Я вынимаю из-за пальто книгу. Иоанн Кронштадтский.

— Ну… — делаю глубокий вдох. — Предположим, я тебе верю.

— Не придирайся.

— А я и не придираюсь.

— Пойдем пройдемся. И, собственно говоря, никто тебе в этом мире не скажет, что есть молитвы особенные. Просто сядь и успокойся. Хоть чай пей и молись — своими словами. Не специально, но когда угодно, если есть нужда. Главное — чтобы чувство образовалось.

— Что за чувство?

— Вдохновение. А я за отцом Григорием сейчас наблюдал в храме, у него много душевных порывов. Чем больше, тем лучше. Все батюшки — тяжелые шизофреники.

— А ты?

— А я живу в бывшем храме Дмитрия Ростовского. Когда-то жил возле метро «Киевская». Но ты не перебивай. Вот котята пищали в подворотне, я услышал и покормил их сыром и йогуртом. И все три штуки оприходованы. И если б человек немножко попищал какое-то время, глядишь, Бог бы и заметил, что тут у нас, на земле. Я живу тут четырнадцать лет, пью чай, курю, молюсь.

— Ты счастлив здесь?

— А ты знаешь, о счастье я думаю. Человек в мире выживает как вид. Поэтому горевать и обижаться мне, мягко говоря, не приходится. Батюшка, собака и голубь — существа непредсказуемые.

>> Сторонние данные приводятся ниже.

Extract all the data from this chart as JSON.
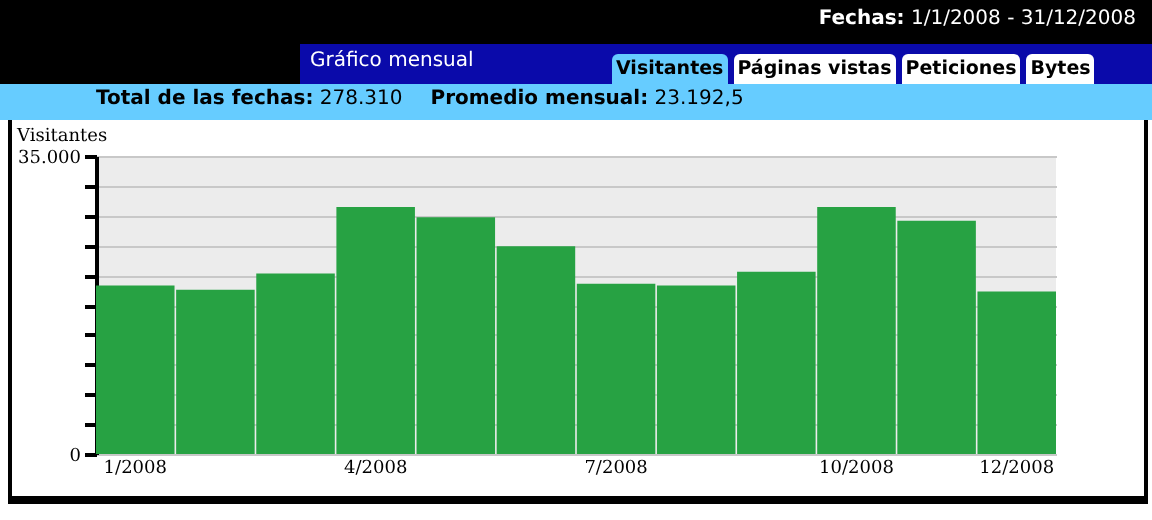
{
  "chart_data": {
    "type": "bar",
    "title": "Gráfico mensual",
    "ylabel": "Visitantes",
    "annotations": [
      "Fechas: 1/1/2008 - 31/12/2008",
      "Total de las fechas: 278.310",
      "Promedio mensual: 23.192,5",
      "Visitantes",
      "Páginas vistas",
      "Peticiones",
      "Bytes"
    ],
    "categories": [
      "1/2008",
      null,
      null,
      "4/2008",
      null,
      null,
      "7/2008",
      null,
      null,
      "10/2008",
      null,
      "12/2008"
    ],
    "values": [
      19800,
      19300,
      21200,
      29000,
      27800,
      24400,
      20000,
      19800,
      21400,
      29000,
      27400,
      19100
    ],
    "color": "#27a243",
    "ylim": [
      0,
      35000
    ],
    "yticks": [
      0,
      {
        "value": 3500,
        "label": null
      },
      {
        "value": 7000,
        "label": null
      },
      {
        "value": 10500,
        "label": null
      },
      {
        "value": 14000,
        "label": null
      },
      {
        "value": 17500,
        "label": null
      },
      {
        "value": 21000,
        "label": null
      },
      {
        "value": 24500,
        "label": null
      },
      {
        "value": 28000,
        "label": null
      },
      {
        "value": 31500,
        "label": null
      },
      {
        "value": 35000,
        "label": "35.000"
      }
    ],
    "grid": "y"
  }
}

— Ну вот, ты и голубя приплел.

— Так Бог устроил, чтобы нами руководить хоть немножко. Когда-нибудь я покажу тебе фрески, которые просвечивают через три слоя краски. Я расковырял.

— Кто тебя сюда привез?

— Близким родственникам захотелось моей квартиры. Людям свойственно потом горевать о своих поступках.

— Может, ты пил?

— Нет-нет-нет. Это обычная история для нашей страны. Тут много таких же товарищей. Состоялся суд, и меня привезли сюда. В нашей стране это быстро делается.

— Кто твои родители?

— Мама работала в министерстве, папа строил самолеты.

— Ты слышишь голоса?

— Мягко говоря, я даже не знаю, что это такое. Некоторые способности и качества, выходящие за норму, люди считают патологией. Тут просто медперсонал необразованный. У них ограниченный набор чувств: земля твердая, ветер холодный. А шизофреник полностью ничего не помнит, но добавляет от себя. Как оркестр без дирижера. На экспертизе сказали: слишком умный, таких в природе не бывает. А еще я жутко добрый. У меня нет красок и кисточек, зато я буду долго смотреть на природу. Когда человек много думает, его мозг ломается.

— Твой сломался?

— Я не приспособился к миру, я просто созерцаю и странствую.

— Почему ты не приспособился?

— Просто нужно быть немножко крепче. Ребенок просто смеется. Когда у человека мало чувства и он просто думает, на голову нагрузка очень большая и без толку. Не могу смириться с тем, что Бог играет в кости. Мораль: чудо — это чудо. Ты сегодня уезжаешь?

— Откуда ты знаешь?

— Я тебе секрет рассказал.

— Какой?

— То, что ты приехала, — это чудо.

— Я уезжаю прямо сейчас. Проводи меня до ворот.

Я иду к воротам в сопровождении проживающих. «Поехала, Марин?», «Марин, все?», «Марин, когда ты снова приедешь?»

Я выхожу за ворота. Николай останавливается как вкопанный, соединяет носки ног и не двигается дальше.